Desmond Paul Henry | |
---|---|
Henry with one of his analogue computer-based drawing machines, 1962
|
|
Born | 1921 |
Died | 2004 |
Nationality | British |
Notable work | Outputs of Drawing Machine 1 |
Movement | Computer art |
Website | http://www.desmondhenry.com/ |
Desmond Paul Henry (1921–2004) was a Manchester University Lecturer and Reader in Philosophy (1949–82). He was one of the first British artists to experiment with machine-generated visual effects at the time of the emerging global computer art movement of the 1960s (The Cambridge Encyclopaedia 1990 p. 289; Levy 2006 pp. 178–180). During this period, Henry constructed a succession of three drawing machines from modified bombsight analogue computers which were employed in World War II bombers to calculate the accurate release of bombs onto their targets (O'Hanrahan 2005). Henry's machine-generated effects resemble complex versions of the abstract, curvilinear graphics which accompany Microsoft's Windows Media Player. Henry's machine-generated effects may therefore also be said to represent early examples of computer graphics: "the making of line drawings with the aid of computers and drawing machines". (Franke 1971, p. 41)

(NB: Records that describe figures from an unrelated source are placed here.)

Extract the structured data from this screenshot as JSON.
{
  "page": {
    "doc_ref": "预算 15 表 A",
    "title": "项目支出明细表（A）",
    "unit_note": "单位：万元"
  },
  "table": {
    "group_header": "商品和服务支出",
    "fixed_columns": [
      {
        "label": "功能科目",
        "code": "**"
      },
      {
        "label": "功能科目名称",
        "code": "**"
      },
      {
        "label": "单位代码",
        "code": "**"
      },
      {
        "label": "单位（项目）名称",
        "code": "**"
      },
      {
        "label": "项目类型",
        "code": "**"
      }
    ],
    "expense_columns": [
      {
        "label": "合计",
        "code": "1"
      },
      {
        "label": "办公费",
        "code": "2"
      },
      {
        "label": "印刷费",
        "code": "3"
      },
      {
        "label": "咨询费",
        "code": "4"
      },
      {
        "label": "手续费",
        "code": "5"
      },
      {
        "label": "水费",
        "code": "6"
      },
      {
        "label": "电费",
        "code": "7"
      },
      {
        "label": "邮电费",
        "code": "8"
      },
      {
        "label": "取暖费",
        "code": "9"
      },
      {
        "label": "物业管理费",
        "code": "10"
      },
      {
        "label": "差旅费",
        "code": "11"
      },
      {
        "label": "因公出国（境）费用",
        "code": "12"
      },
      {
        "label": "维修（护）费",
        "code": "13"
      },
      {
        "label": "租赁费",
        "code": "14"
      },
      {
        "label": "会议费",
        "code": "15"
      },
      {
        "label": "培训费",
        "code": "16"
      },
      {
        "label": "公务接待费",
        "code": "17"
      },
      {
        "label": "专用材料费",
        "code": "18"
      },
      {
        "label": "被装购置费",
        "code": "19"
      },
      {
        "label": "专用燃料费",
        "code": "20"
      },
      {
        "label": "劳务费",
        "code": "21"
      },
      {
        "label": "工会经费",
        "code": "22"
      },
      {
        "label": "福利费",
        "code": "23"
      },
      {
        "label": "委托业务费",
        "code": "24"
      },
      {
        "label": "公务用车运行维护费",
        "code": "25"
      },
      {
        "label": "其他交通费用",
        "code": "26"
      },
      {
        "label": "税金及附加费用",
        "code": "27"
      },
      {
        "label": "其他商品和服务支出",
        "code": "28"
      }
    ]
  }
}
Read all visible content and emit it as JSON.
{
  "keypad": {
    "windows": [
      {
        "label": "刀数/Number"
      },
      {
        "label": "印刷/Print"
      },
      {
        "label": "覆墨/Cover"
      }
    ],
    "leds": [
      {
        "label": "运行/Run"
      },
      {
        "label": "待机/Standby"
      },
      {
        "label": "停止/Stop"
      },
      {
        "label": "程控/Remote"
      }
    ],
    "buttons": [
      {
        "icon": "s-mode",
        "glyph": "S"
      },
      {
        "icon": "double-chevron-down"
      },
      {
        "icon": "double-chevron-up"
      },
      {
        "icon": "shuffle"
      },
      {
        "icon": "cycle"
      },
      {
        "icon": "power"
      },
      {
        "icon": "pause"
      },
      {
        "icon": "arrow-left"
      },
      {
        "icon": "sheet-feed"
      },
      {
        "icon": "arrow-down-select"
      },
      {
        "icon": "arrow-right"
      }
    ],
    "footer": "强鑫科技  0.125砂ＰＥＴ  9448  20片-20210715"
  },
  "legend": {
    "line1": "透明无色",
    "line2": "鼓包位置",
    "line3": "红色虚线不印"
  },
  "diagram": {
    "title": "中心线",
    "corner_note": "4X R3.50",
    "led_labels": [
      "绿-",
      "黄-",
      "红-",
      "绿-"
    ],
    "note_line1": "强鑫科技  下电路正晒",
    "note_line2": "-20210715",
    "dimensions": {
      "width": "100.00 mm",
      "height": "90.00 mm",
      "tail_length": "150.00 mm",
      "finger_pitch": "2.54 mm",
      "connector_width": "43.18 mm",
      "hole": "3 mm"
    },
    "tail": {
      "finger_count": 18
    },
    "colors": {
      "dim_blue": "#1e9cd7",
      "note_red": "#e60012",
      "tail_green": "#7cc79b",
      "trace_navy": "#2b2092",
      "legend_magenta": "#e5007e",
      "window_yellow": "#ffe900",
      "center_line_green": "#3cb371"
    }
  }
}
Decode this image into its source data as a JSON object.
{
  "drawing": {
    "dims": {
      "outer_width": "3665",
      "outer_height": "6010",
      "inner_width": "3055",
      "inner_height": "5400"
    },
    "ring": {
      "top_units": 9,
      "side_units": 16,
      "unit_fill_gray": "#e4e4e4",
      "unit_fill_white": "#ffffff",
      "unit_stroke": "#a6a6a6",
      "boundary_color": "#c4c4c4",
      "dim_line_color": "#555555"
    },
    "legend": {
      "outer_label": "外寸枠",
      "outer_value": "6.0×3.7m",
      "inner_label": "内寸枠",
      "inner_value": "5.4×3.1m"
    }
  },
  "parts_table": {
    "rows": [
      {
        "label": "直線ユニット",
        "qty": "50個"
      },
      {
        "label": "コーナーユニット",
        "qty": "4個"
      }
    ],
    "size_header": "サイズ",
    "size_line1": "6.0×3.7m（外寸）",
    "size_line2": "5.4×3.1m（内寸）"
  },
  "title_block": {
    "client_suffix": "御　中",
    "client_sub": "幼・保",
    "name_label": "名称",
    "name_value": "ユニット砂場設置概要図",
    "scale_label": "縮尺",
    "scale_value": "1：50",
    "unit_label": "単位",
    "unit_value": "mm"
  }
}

During the 1970s Henry focussed on further developing his own unique techniques for the production of original visual effects. He went on to make a fourth and a fifth drawing machine in 1984 and 2002 respectively. These later machines however, were based on a mechanical pendulum design and not bombsight computers. (O'Hanrahan 2005)
It was thanks to artist L. S. Lowry, working in collaboration with the then director of Salford Art Gallery, A. Frape, that Henry's artistic career was launched in 1961 when he won a local competition at Salford Art gallery, entitled London Opportunity. The prize for winning this competition was a one-man exhibition show in London at the Reid Gallery. Lowry knew how crucial such a London show could be in bringing an artist to public attention. As one of the competition judges, Lowry visited Henry's home in Burford Drive, Manchester, to view his range of artistic work. (O'Hanrahan 2005)
It was at this London show of 1962, entitled Ideographs, that Henry's machine-generated effects were exhibited for the first time, along with pictures based upon Henry's photo-chemical techniques which had originally won him the competition prize. (O'Hanrahan 2005) It was this first exhibition of machine-produced effects which led to Henry and his first drawing machine being included in the first ever programme in the BBC's North at Six series and to his being approached by the American magazine Life. (O'Hanrahan 2005) Henry and his first drawing machine were to be featured in this magazine, but the article was scrapped following the assassination of US President John F. Kennedy. The generally positive response his pictures received reflects the zeitgeist of technological optimism of the 1960s. (O'Hanrahan 2005) The Guardian of 17/9/62 described the images produced by this first machine as being "quite out of this world" and "almost impossible to produce by human hands".